I grew up listening to stories of turn-of-the-century rural Central California from my grandfather Rees Alonzo Davis (1890-1976). He was the third generation of the Davis family to have lived in my present house—great nephew of Daniel Rhoades, who had walked into the High Sierra in early 1847 as part of a party sent to help save the Donner Party. Years later, after a small strike in the Mother Lode, Rhoades became a land baron near the shores of the now dry Tulare Lake, in modern-day Lemoore (where his strange mausoleum is currently a California historical site). He died, I think, when Rees was five or six, but his Rhoades portrait still hangs in my stairwell.

Much of my grandfather’s lectures concerned the law and his appreciative sense of progress. Without law in the wild days of his preteen years, sometimes farmers, he lamented, shot it out to adjudicate competing claims over water rights from a common ditch. He referenced a land of early epidemics; his daughter, my aunt, caught a summer polio virus in 1921, and lived most of her life in the living room of my house (d.1980), courageously struggling against a disease that had left her scarcely able to move.

My grandfather was born about 10 years after the Mussel Slough Tragedy (the inspiration for Frank Norris' classic muckraking novel, The Octopus, which is about the tentacles of the Southern Pacific Railroad and its land grab from early settlers).

As an aside, I had once reviewed in early 2006 a biography of Frank Norris for the New York Times (Frank Norris: A Life., by Joseph R. McElrath Jr. and Jesse S. Crisler), and remembered the authors’ description of the 32-year-old Norris’s acute appendicitis that led to rupture and death in 1902 in San Francisco.

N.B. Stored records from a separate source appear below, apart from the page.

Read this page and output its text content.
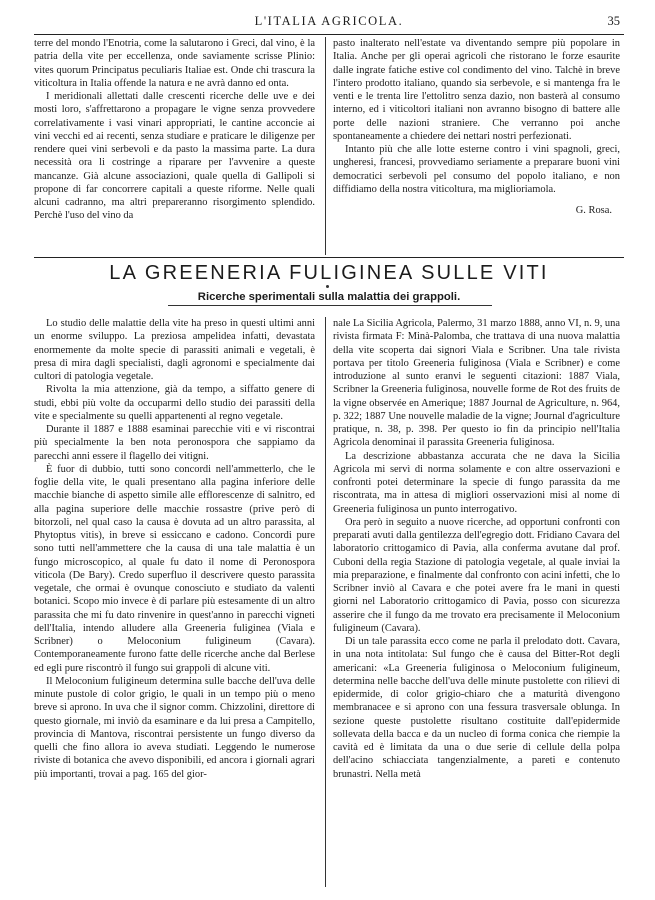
L'ITALIA AGRICOLA.	35

terre del mondo l'Enotria, come la salutarono i Greci, dal vino, è la patria della vite per eccellenza, onde saviamente scrisse Plinio: vites quorum Principatus peculiaris Italiae est. Onde chi trascura la viticoltura in Italia offende la natura e ne avrà danno ed onta.

I meridionali allettati dalle crescenti ricerche delle uve e dei mosti loro, s'affrettarono a propagare le vigne senza provvedere correlativamente i vasi vinari appropriati, le cantine acconcie ai vini vecchi ed ai recenti, senza studiare e praticare le diligenze per rendere quei vini serbevoli e da pasto la massima parte. La dura necessità ora li costringe a riparare per l'avvenire a queste mancanze. Già alcune associazioni, quale quella di Gallipoli si propone di far concorrere capitali a queste riforme. Nelle quali alcuni cadranno, ma altri prepareranno risorgimento splendido. Perchè l'uso del vino da

pasto inalterato nell'estate va diventando sempre più popolare in Italia. Anche per gli operai agricoli che ristorano le forze esaurite dalle ingrate fatiche estive col condimento del vino. Talchè in breve l'intero prodotto italiano, quando sia serbevole, e si mantenga fra le venti e le trenta lire l'ettolitro senza dazio, non basterà al consumo interno, ed i viticoltori italiani non avranno bisogno di battere alle porte delle nazioni straniere. Che verranno poi anche spontaneamente a chiedere dei nettari nostri perfezionati.

Intanto più che alle lotte esterne contro i vini spagnoli, greci, ungheresi, francesi, provvediamo seriamente a preparare buoni vini democratici serbevoli pel consumo del popolo italiano, e non diffidiamo della nostra viticoltura, ma miglioriamola.

G. Rosa.

LA GREENERIA FULIGINEA SULLE VITI
Ricerche sperimentali sulla malattia dei grappoli.

Lo studio delle malattie della vite ha preso in questi ultimi anni un enorme sviluppo. La preziosa ampelidea infatti, devastata enormemente da molte specie di parassiti animali e vegetali, è presa di mira dagli specialisti, dagli agronomi e specialmente dai cultori di patologia vegetale.

Rivolta la mia attenzione, già da tempo, a siffatto genere di studi, ebbi più volte da occuparmi dello studio dei parassiti della vite e specialmente su quelli appartenenti al regno vegetale.

Durante il 1887 e 1888 esaminai parecchie viti e vi riscontrai più specialmente la ben nota peronospora che sappiamo da parecchi anni essere il flagello dei vitigni.

È fuor di dubbio, tutti sono concordi nell'ammetterlo, che le foglie della vite, le quali presentano alla pagina inferiore delle macchie bianche di aspetto simile alle efflorescenze di salnitro, ed alla pagina superiore delle macchie rossastre (prive però di bitorzoli, nel qual caso la causa è dovuta ad un altro parassita, al Phytoptus vitis), in breve si essiccano e cadono. Concordi pure sono tutti nell'ammettere che la causa di una tale malattia è un fungo microscopico, al quale fu dato il nome di Peronospora viticola (De Bary). Credo superfluo il descrivere questo parassita vegetale, che ormai è ovunque conosciuto e studiato da valenti botanici. Scopo mio invece è di parlare più estesamente di un altro parassita che mi fu dato rinvenire in quest'anno in parecchi vigneti dell'Italia, intendo alludere alla Greeneria fuliginea (Viala e Scribner) o Meloconium fuligineum (Cavara). Contemporaneamente furono fatte delle ricerche anche dal Berlese ed egli pure riscontrò il fungo sui grappoli di alcune viti.

Il Meloconium fuligineum determina sulle bacche dell'uva delle minute pustole di color grigio, le quali in un tempo più o meno breve si aprono. In uva che il signor comm. Chizzolini, direttore di questo giornale, mi inviò da esaminare e da lui presa a Campitello, provincia di Mantova, riscontrai persistente un fungo diverso da quelli che fino allora io aveva studiati. Leggendo le numerose riviste di botanica che avevo disponibili, ed ancora i giornali agrari più importanti, trovai a pag. 165 del gior-

nale La Sicilia Agricola, Palermo, 31 marzo 1888, anno VI, n. 9, una rivista firmata F: Minà-Palomba, che trattava di una nuova malattia della vite scoperta dai signori Viala e Scribner. Una tale rivista portava per titolo Greeneria fuliginosa (Viala e Scribner) e come introduzione al sunto eranvi le seguenti citazioni: 1887 Viala, Scribner la Greeneria fuliginosa, nouvelle forme de Rot des fruits de la vigne observée en Amerique; 1887 Journal de Agriculture, n. 964, p. 322; 1887 Une nouvelle maladie de la vigne; Journal d'agriculture pratique, n. 38, p. 398. Per questo io fin da principio nell'Italia Agricola denominai il parassita Greeneria fuliginosa.

La descrizione abbastanza accurata che ne dava la Sicilia Agricola mi servì di norma solamente e con altre osservazioni e confronti potei determinare la specie di fungo parassita da me riscontrata, ma in attesa di migliori osservazioni misi al nome di Greeneria fuliginosa un punto interrogativo.

Ora però in seguito a nuove ricerche, ad opportuni confronti con preparati avuti dalla gentilezza dell'egregio dott. Fridiano Cavara del laboratorio crittogamico di Pavia, alla conferma avutane dal prof. Cuboni della regia Stazione di patologia vegetale, al quale inviai la mia preparazione, e finalmente dal confronto con acini infetti, che lo Scribner inviò al Cavara e che potei avere fra le mani in questi giorni nel Laboratorio crittogamico di Pavia, posso con sicurezza asserire che il fungo da me trovato era precisamente il Meloconium fuligineum (Cavara).

Di un tale parassita ecco come ne parla il prelodato dott. Cavara, in una nota intitolata: Sul fungo che è causa del Bitter-Rot degli americani: «La Greeneria fuliginosa o Meloconium fuligineum, determina nelle bacche dell'uva delle minute pustolette con rilievi di epidermide, di color grigio-chiaro che a maturità divengono membranacee e si aprono con una fessura trasversale oblunga. In sezione queste pustolette risultano costituite dall'epidermide sollevata della bacca e da un nucleo di forma conica che riempie la cavità ed è limitata da una o due serie di cellule della polpa dell'acino schiacciata tangenzialmente, a pareti e contenuto brunastri. Nella metà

I recalled that passage in the biography during a trip later that year to Muammar Gaddafi’s newly opened Libya in 2006 to lecture on the antiquities; I had suffered from a chronic pain in my right abdomen for about a year (dismissed by doctors as another kidney stone). The appendix ruptured among, of all places, the ruins at Sabratha. And the symptoms seemed terrifyingly identical to what I remembered from the authors’ description of Norris’s, so I convinced my government “handlers” that I had a finite time to get back to Tripoli—finally arriving around midnight with severe peritonitis and in near shock. Hours later, we made it at last to a small Red Crescent Clinic. Hours after that, the staff found some ether, a government AIDS tester (required then before all surgeries), and mirabile dictu an Egyptian doctor in his pajamas and slippers who, about 48 hours after the rupture, saved my life...

...21st Century California Reverts Back to the Wild West

Today I generalize that about every old rural farmhouse in these environs can be characterized by three traits: a) the house is a rental and not connected with the corporate fields around it; b) there are two to three families, in illegal fashion, living in ramshackle trailers and sheds on the property; c) the authorities don’t dare enforce zoning or health laws, on the grounds that enforcement  is a bad investment of their limited time and budget.